Teams already tend to blitz the Petrino offense, but Durkin is going to blitz at a very high rate, which is what caused so many problems for Green last year. Auburn’s four-man pass rush is decent but far from elite at getting pressure, but the Tigers are recording a pressure on 52% of their blitz calls this season, which is top-10 nationally. Both linebackers have collected several pressures and a few sacks.
Bringing a ton of pressure often leaves the secondary in a tough spot, and Auburn does not have elite coverage players. That sack rate is holding things together, but there have been busts. Baylor’s Sawyer Robertson threw for 419 yards in the opener. Oklahoma’s John Mateer was 24 of 37 for 271 yards. And Missouri’s Beau Pribula was 23 of 40 for 252 yards last week. None of the four SEC quarterbacks Auburn has faced have had overwhelming performances, but all have managed to keep their offense moving, which hurts a Tiger defense with little margin for error given the offense.
Keys to the game
Win (or draw) up front. Arkansas absolutely does not have to dominate on both lines (you can breath a sigh of relief for that). But the Hogs do need to make sure they are not dominated themselves. Arkansas has a better offensive scheme, better quarterback, and better playmakers, so if Auburn cannot control this game with both lines, they are not going to win. Here are some markers for a Razorback victory:
- 2:1 ratio of opportunity runs (4+ gain) to stuffed runs (zero yards or loss) for the Razorback offense
- Sack margin of minus-1 or better (the Hogs allow one more sack or the same number)

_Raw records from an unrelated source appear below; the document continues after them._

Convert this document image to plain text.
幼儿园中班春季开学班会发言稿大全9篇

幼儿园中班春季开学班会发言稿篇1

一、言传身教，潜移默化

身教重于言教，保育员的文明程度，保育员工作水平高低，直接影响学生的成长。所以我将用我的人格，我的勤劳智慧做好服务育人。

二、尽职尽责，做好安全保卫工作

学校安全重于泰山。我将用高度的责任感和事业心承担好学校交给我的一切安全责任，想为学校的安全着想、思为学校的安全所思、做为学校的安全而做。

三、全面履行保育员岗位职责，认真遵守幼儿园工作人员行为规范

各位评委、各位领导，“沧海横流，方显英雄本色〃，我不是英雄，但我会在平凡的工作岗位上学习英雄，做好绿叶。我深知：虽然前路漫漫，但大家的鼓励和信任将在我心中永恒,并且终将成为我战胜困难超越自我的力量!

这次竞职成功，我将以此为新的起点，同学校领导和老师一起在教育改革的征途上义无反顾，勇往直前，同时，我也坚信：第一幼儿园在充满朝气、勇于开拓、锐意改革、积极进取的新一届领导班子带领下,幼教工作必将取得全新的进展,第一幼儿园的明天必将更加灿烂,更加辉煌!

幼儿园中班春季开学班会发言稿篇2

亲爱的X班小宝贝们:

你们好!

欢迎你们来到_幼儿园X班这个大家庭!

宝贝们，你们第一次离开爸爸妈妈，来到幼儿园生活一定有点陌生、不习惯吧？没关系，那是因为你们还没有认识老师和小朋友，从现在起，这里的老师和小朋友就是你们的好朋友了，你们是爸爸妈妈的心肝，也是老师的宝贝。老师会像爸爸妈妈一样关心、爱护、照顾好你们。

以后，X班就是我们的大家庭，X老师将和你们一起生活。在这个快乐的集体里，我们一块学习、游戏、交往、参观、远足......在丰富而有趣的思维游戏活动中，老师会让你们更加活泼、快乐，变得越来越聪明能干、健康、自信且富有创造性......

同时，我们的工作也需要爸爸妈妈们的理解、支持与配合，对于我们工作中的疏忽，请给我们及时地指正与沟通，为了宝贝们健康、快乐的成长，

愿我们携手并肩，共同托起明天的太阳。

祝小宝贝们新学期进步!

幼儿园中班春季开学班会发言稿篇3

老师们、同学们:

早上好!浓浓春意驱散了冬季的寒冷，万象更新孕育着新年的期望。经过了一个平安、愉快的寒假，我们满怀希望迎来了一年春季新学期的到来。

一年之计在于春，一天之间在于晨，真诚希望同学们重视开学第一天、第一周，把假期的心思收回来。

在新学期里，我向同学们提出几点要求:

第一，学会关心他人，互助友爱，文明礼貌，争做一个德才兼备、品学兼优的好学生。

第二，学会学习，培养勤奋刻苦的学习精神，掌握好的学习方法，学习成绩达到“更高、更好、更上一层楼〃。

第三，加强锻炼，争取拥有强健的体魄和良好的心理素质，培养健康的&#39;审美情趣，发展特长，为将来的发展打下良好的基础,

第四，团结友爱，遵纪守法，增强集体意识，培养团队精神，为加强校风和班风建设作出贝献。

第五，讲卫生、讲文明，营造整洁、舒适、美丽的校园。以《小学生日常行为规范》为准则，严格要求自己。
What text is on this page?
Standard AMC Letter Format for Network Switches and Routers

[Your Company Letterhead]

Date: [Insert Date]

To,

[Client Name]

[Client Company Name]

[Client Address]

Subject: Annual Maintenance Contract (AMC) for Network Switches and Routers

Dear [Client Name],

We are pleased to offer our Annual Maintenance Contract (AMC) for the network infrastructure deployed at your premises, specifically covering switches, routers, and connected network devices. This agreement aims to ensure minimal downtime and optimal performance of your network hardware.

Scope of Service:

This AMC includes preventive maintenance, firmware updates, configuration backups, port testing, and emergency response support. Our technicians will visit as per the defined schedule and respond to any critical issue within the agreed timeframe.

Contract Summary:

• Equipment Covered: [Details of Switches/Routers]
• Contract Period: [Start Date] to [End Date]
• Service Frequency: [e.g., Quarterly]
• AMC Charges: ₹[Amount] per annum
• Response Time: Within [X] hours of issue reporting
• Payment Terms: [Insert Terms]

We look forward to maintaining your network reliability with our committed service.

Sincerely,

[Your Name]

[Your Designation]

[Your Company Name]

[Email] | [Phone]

- More non-sack rushing yards than Auburn
The Hogs could probably win with just one of those three (if the other two are close), but I would consider guaranteeing a victory if they reach two of those three.
Make the quarterback uncomfortable. Exactly how Arkansas accomplishes this depends on who is playing quarterback. If it’s Arnold, you make him uncomfortable by getting consistent pressure and forcing him to take his eyes away from his receivers. If it’s Daniels, you make him uncomfortable by being aggressive off the edge, messing up reads and goading him into dangerous throws. Winning third down is nice, but just forcing more third downs by creating negative plays is a good start.
Punish the blitz. Auburn is going to bring the heat and light Green up. That’s what Durkin does anyway and it’s what Petrino’s offense is often susceptible to. Green has been pretty good against the blitz generally this year (47 of 84, 745 yards, eight touchdowns, one interception, six sacks), but he has not been great when he’s pressured generally (15 of 48, 197 yards, five touchdowns, two interceptions, 19 scrambles, 16 sacks), although his 19 scrambles have produced more than 250 rushing yards. Green has to avoid turnovers and huge losses to give his team a chance. Getting the ball out quick to hot routes or finding opportunities to scramble are going to be important.